The Paniscia, a typical dish of the Novara area

Once you have chosen the rice, the aromas and colours of the sausage corner catch your attention. Among all the salami the salami d’la doja stands out, a soft cured meat made with first choice pork, salt, pepper, garlic and red wine, left to mature under melted lard for about twelve months in a doja, a terracotta container from which it takes its name. The fidighin sausage is darker in colour, produced following a similar process, but using pork and pork liver. On the counter, there is also what is known as marzapane, a black pudding made with pig’s blood, spices and bread or potatoes.

Photo archive of the ATL Province of Novara, copyright Paolo Migliavacca

The Biscottini di Novara make an excellent souvenir for friends and relatives with a sweet tooth. These delicate biscuits were created in a monastery about five centuries ago using a few simple ingredients: only flour, eggs and sugar.

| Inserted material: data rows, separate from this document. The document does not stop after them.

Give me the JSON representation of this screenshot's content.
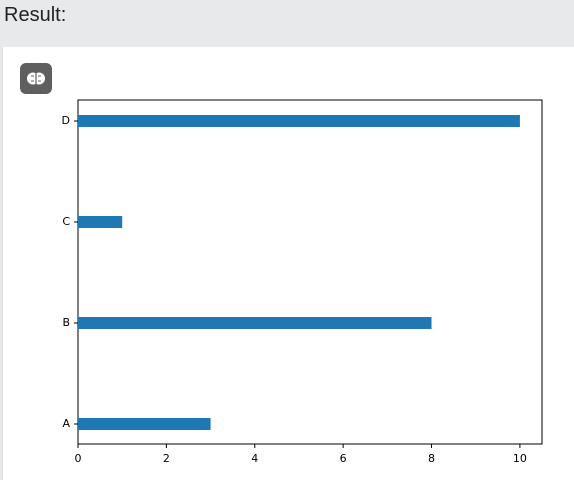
{
  "header": {
    "title": "Result:"
  },
  "chart_data": {
    "type": "barh",
    "categories": [
      "A",
      "B",
      "C",
      "D"
    ],
    "values": [
      3,
      8,
      1,
      10
    ],
    "color": "#1f77b4",
    "xlim": [
      0,
      10.5
    ],
    "xticks": [
      0,
      2,
      4,
      6,
      8,
      10
    ]
  }
}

There are also Brutti ma buoni, created over three centuries later in Borgomanero (NO) by mixing whipped egg white, almonds, sugar and vanilla, or the Pane di San Gaudenzio, a sort of rectangular cake made with shortcrust pastry, sponge cake and raisins or the variety made with chopped pine nuts and hazelnuts on the surface. Both are excellent.

Biscuits made in Novara

Not just rice

The shop owner has now understood your interest in food and wine traditions. Before saying goodbye, he advises you to stop for lunch or dinner in nearby Cureggio or Fontaneto d’Agogna to try the Bionda onion, the first Slow Food presidium in the province of Novara, grown on a plain between two rivers.

Sweet or spicy and naturally lactose-free, Gorgonzola is one of the most exported Italian cheeses.

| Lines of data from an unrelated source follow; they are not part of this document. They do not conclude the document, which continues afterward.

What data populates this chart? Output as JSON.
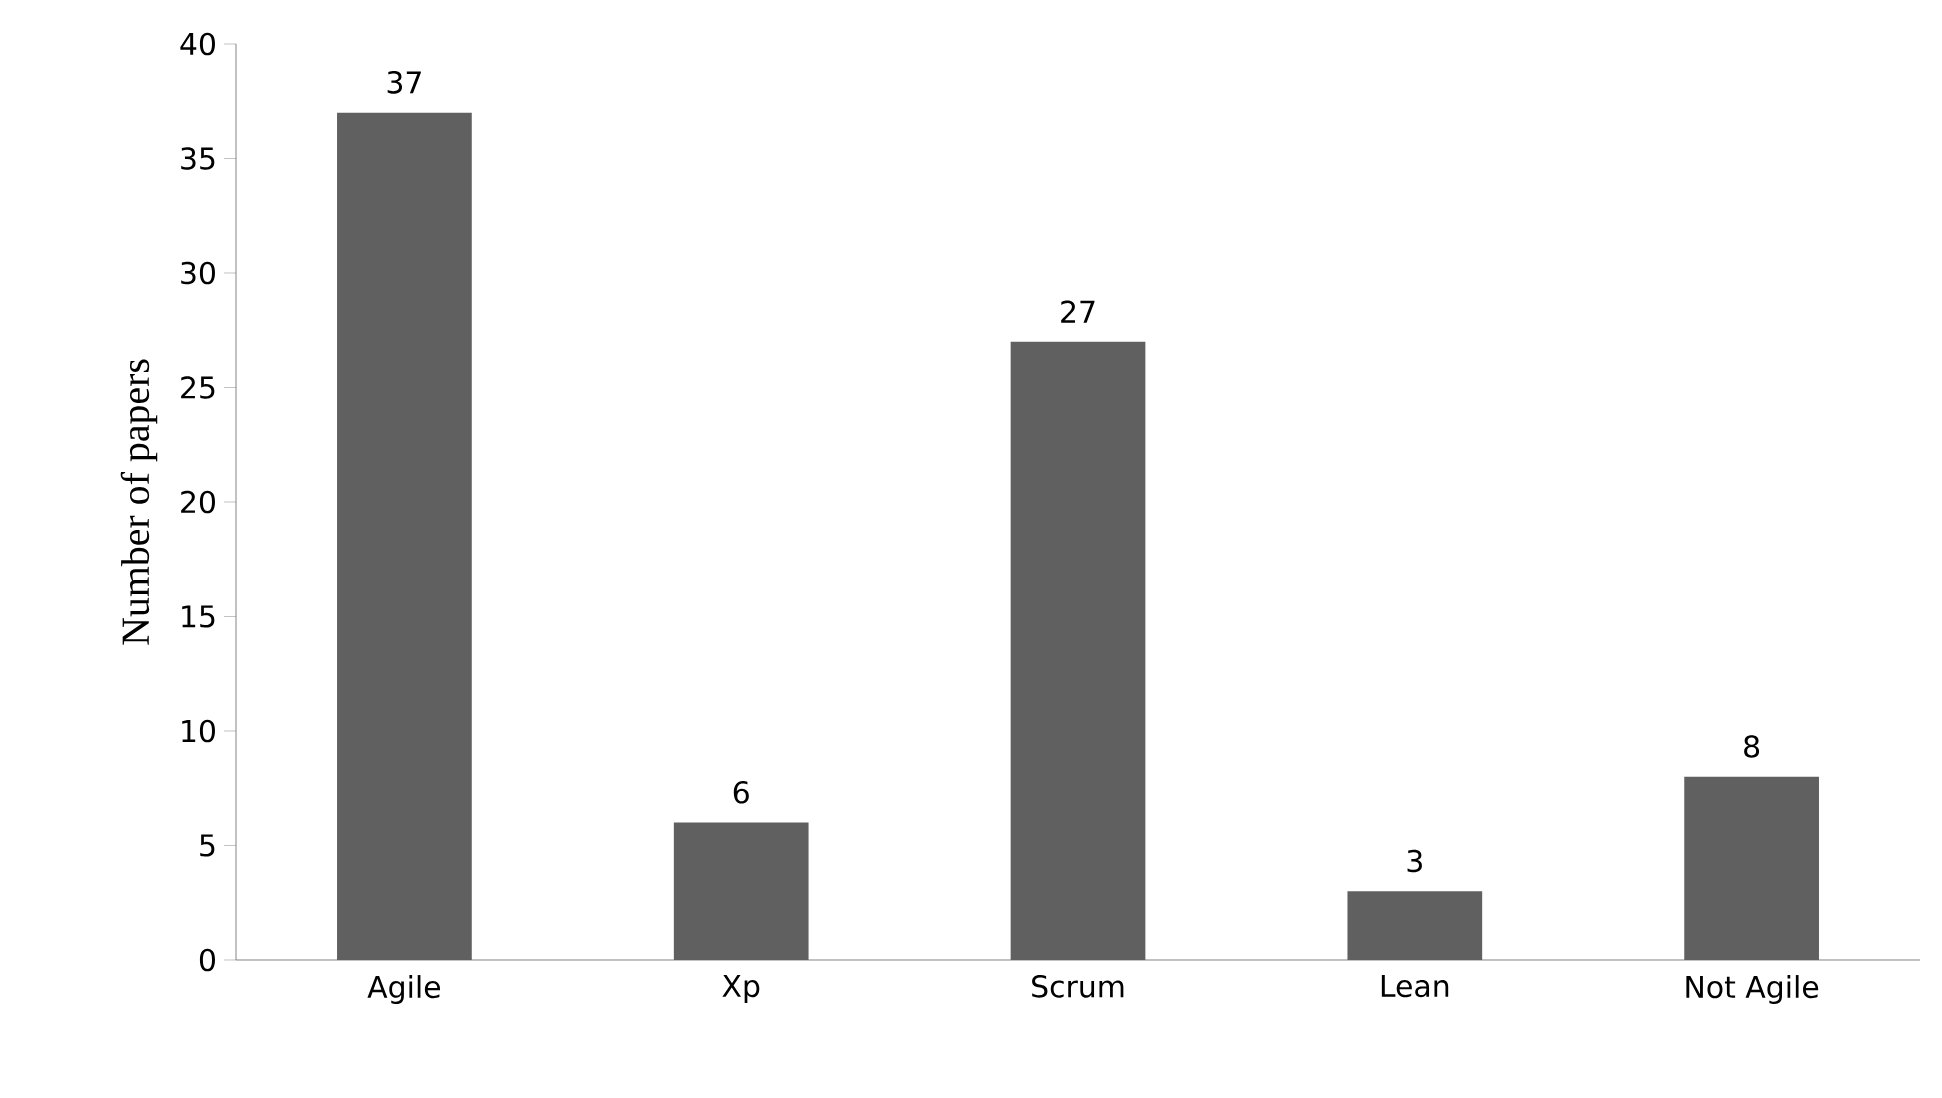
{
  "chart_data": {
    "type": "bar",
    "ylabel": "Number of papers",
    "categories": [
      "Agile",
      "Xp",
      "Scrum",
      "Lean",
      "Not Agile"
    ],
    "values": [
      37,
      6,
      27,
      3,
      8
    ],
    "color": "#606060",
    "ylim": [
      0,
      40
    ],
    "yticks": [
      0,
      5,
      10,
      15,
      20,
      25,
      30,
      35,
      40
    ],
    "data_labels": true
  }
}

On the way back to where you are staying, make a stopover at a local dairy. The specialty is certainly gorgonzola, the DOP (Protected Designation of Origin) blue cheese for which the Novara area has always been well known- and is, nowadays, the main producer.

Sweet or spicy and naturally lactose-free, it is one of the most exported Italian cheeses. Legend narrates that a lovelorn cheesemaker forgot the curd in the boiler in order to run to his beloved: creases formed from the imperfect mix with the pasta of the following day favoured the formation of mould during the aging process. And it is said that it was this mistake that gave life to gorgonzola.


Traditionally cultivated in the plain between Cureggio and Fontaneto, this vegetable ran the risk of disappearing altogether, but today, thanks also to the Slow Food Presidium, it is once again cultivated and appreciated.

The Bionda onion from Cureggio and Fontaneto, a Slow Food presidium

Collect your shopping bags and think back to your original aim. The local gastronomic delicacies from your trip through the province of Novara will not be just a memory to be remembered and savoured back home when cooking a Carnaroli risotto, enjoying an aperitive accompanied by gorgonzola cheese and Piedmontese cured meats or snacking on the local Novara biscuits.

They will remain as a lasting link between flavours and history, ancient and modern images of a richly cultural territory.